Writer Keven Baker’s modest proposal, tongue-in-cheek, is spiked with enough telling arguments to make me wonder why blue states go on funding the insanities of red states. (“Bluexit,” by Keven Baker, New Republic, April 2017, pg. 19-25.) In 2015, when Texans circulated their petition to secede from the Union, I cheered. (click) No more record-breaking executions, no more squabbles about textbooks that tout creationist theories above evolution. Let Texans take their religious piety and their desire to control a woman’s vagina and go play with themselves.
Baker’s arguments aren’t emotional. He drives home his point with data. Laid out as numbers, rather than ideologies, he exposes the tax burden blue states bear to support red states. The numbers are staggering. Red states are twice as dependent upon federal assistance programs than blue states. Mississippi, for example, one of the reddest and poorest states in the nation, receives $4.70 in federal aid for every $1.00 it pays in taxes and “one in five residents are on food stamps.” (Ibid pg. 20)
The rust belt comes in for a little awakening, too. As Baker points out, those states rejected Hillary Clinton in the last election and voted for Donald Trump, forgetting it was the Democrats who bailed out the auto industry while the Republicans vehemently opposed it. Like Mississippi and a good deal of the south, they show a penchant for shooting themselves in the foot.

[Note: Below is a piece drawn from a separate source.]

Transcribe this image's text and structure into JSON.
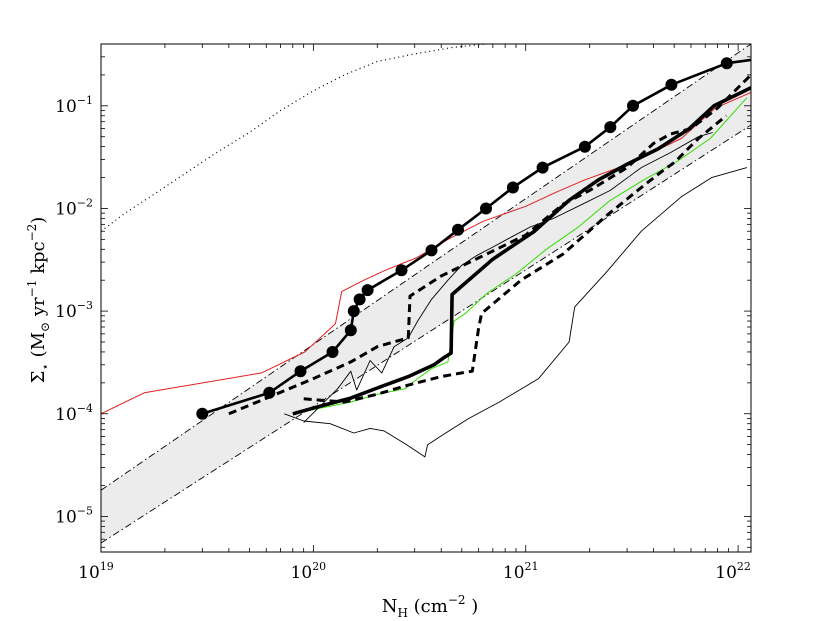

True, blue states are behind red states in the number of automatic rifles circulating in their communities. But the blue states do have the “nation’s leading hospitals, medical schools, and medical research institutes.” (Ibid 22.) Amtrak doesn’t make a dime serving poor rural areas. The money to support those routes comes from the profits generated by the Northeast Corridor, largely the run between New York and Washington D. C. (Ibid, pg. 22) .
Frankly, I don’t understand why red states hold the federal government in such enmity. They don’t pay for it. The blue states do. So, when FEMA arrives to dig them out after the next devastating hurricane or tornado, or from the ruble caused by fraking in Oklahoma, a thank you note to the blue states would be nice.
Red states probably harbor the notion that blue states have some advantages they don’t. I suspect that’s true. We who live in the blue states see our neighbors as assets, whatever their backgrounds or lifestyles, and we don’t think voting is a privilege reserved for Christian whites. We view it as an obligation for all. Working together, we have built prosperous communities. Any red state that would care to follow in our footsteps would be welcome.